Quizás el procedimiento de Sergio Blanco se emparente con la idea de Emmanuel Lévinas de “pensar a partir del Otro”. Según Blanco, en esa misma entrevista con Borkenztain, la autoficción también se anima a penetrar aquellas “zonas penalizadas por la doxa”. Posiblemente se pueda definir esas zonas como las que representan cierta oscuridad en algunos rincones sociales (la lucha de clases en Kiev, la libertad sexual en Kassandra, el parricidio en Tebas Land, las parafilias en Zoo, la necrofilia en Cuando pases sobre mi tumba), pero jamás trabaja sobre esas zonas con criterio testimonial o periodístico. En las piezas de Sergio Blanco esos tópicos son pura poesía que intenta “descifrar el mundo”. Y para ello se vale del siguiente decálogo como sistema para trabajar sus textos: la conversión, la traición, la evocación, la confesión, la multiplicación, la suspension, la elevación, la degradación, la expiación y la sanación. “Lo que nosotros llamamos monstruos, no lo son a los ojos de Dios, quien ve, en la inmensidad de sus obras, la infinita variedad de sus formas”, dice Michel de Montaigne, y que Sergio Blanco quizás parafrasee, deforme, expanda, subraye o elida en cada uno de sus trabajos.

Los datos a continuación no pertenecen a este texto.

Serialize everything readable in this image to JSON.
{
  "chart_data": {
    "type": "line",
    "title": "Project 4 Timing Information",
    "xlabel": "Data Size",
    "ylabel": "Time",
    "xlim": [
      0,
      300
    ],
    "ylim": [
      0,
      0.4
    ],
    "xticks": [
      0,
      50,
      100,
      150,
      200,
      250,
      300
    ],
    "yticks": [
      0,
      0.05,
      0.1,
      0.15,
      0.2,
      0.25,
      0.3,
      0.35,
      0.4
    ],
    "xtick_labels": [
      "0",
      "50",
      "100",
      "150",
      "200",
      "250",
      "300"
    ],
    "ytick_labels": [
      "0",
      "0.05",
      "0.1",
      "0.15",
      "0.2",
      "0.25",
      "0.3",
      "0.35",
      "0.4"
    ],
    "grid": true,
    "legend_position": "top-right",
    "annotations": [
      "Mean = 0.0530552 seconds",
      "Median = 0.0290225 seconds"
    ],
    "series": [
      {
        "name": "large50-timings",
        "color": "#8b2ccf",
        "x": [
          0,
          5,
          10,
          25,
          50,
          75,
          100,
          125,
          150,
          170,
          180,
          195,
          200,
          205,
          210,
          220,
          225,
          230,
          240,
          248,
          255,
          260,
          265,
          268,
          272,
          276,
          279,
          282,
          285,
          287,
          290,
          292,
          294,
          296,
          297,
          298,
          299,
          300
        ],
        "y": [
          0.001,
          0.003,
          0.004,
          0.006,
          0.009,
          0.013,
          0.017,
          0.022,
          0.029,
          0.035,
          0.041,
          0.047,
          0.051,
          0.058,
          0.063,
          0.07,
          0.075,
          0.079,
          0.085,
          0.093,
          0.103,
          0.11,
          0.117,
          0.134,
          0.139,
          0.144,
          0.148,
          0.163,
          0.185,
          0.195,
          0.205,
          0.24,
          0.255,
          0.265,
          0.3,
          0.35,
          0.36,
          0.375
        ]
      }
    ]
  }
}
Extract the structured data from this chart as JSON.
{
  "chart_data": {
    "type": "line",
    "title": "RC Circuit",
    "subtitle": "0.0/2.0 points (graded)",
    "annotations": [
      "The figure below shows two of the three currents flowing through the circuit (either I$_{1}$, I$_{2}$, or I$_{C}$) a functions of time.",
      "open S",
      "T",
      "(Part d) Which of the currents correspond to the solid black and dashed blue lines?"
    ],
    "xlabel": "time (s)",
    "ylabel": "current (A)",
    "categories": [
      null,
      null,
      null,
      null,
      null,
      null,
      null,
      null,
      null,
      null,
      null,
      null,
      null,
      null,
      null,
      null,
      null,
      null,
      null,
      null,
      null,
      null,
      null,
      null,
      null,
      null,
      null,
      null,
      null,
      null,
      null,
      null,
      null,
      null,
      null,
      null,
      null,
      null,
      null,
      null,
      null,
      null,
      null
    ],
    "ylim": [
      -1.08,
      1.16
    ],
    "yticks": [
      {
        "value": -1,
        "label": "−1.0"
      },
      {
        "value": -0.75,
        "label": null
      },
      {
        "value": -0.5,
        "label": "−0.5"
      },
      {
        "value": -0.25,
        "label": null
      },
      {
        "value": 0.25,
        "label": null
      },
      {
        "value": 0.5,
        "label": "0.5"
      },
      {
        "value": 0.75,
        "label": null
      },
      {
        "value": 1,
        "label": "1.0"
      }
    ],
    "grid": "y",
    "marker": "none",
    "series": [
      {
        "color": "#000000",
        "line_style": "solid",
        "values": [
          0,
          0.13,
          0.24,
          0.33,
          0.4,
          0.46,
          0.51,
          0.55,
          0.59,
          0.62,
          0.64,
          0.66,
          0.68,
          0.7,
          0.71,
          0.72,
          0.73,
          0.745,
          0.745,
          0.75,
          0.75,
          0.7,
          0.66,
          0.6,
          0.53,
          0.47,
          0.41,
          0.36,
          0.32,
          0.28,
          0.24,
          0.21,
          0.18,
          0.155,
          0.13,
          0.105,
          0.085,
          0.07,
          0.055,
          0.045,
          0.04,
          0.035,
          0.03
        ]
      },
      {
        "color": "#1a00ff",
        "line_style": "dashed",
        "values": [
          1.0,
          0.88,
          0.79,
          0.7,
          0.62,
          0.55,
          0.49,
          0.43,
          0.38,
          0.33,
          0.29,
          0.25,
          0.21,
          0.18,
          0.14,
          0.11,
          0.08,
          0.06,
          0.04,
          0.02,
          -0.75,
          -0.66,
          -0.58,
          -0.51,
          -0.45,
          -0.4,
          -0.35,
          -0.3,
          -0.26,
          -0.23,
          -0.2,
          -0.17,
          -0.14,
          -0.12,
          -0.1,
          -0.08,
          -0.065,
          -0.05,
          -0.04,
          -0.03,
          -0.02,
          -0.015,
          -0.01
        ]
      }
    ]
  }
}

EL HIJO. Bueno, ven. No es fácil escribir un texto de teatro para una persona mayor. Uno tiene que pensar todo el tiempo en parlamentos cortos y que sean fáciles de retener. Uno no puede poner mucha lógica sofisticada en el discurso. Hay que tratar de limitarse a frases simples y breves. Facilitar todo lo posible el trabajo del actor. Cada mañana que me sentaba a escribir, tenía que hacer el esfuerzo de no olvidarme de esto. El cuidado de envejecer la escritura con delicadeza. De volverla simple. Fácil de retener. Creo que fue la única forma en mi vida en que supe cuidar a mi padre. Escribiéndole parlamentos que no le fueran difíciles de memorizar. ¿Qué pasa ahora?
EL PADRE. Nada. Estoy esperando.
EL HIJO. ¿Qué cosa?
EL PADRE. Que digas la verdad.
EL HIJO. ¿Por qué?
EL PADRE. Porque la gente viene para eso.

El bramido de Düsseldorf. Primer bramido. IV, Sergio Blanco.